Born into a musical family, Angela Hewitt began her piano studies aged three, performing in public at four and a year later winning her first scholarship. She then went on to learn with French pianist, Jean-Paul Sévilla. In 1985 she won the Toronto International Bach Piano Competition.
In July 2005, Angela Hewitt launched her own Trasimeno Music Festival in the heart of Umbria near Perugia. An annual event, it draws an international audience to the Castle of the Knights of Malta in Magione, on the shores of Lake Trasimeno.

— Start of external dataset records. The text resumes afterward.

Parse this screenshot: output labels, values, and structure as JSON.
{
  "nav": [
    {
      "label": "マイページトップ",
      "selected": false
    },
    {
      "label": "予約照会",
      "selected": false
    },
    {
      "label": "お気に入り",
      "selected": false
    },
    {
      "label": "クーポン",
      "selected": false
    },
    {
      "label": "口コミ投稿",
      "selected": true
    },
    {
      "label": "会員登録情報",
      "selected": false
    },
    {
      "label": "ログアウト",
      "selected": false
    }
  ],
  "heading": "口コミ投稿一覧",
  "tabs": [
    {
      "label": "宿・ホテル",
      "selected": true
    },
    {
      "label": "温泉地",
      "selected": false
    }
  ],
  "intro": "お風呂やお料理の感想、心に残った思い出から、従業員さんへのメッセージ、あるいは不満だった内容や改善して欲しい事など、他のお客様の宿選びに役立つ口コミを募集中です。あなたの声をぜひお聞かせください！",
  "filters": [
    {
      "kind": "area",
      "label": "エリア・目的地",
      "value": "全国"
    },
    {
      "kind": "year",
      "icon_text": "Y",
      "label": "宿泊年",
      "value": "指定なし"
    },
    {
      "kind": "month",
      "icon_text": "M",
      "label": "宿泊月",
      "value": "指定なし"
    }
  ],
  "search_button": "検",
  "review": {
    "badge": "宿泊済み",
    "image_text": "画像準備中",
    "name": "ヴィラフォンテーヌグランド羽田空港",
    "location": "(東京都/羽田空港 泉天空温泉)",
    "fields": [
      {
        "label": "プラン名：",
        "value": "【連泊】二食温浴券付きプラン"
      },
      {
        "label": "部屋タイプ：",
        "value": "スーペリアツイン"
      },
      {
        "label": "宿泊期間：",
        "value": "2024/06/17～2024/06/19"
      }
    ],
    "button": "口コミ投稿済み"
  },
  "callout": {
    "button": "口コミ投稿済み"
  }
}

Seven concerts in seven days feature Hewitt as a recitalist, chamber musician, song accompanist, and conductor, working with both established and young artists of her choosing.
Angela Hewitt is an Ambassador for The Leading Note Foundation’s “Orkidstra”: a Sistema-inspired, social development program in Ottawa’s inner city which, through the joy of learning and playing music together, teaches children life-skills such as commitment, teamwork and tolerance.
Angela Hewitt was named ‘Artist of the Year’ at the 2006 Gramophone Awards. She was made an Officer of the Order of Canada in 2000 and was awarded an OBE in the Queen’s Birthday Honours in 2006. Peterhouse College in Cambridge made her an Honorary Fellow in 2014. She lives in London but also has homes in Ottawa and in Italy.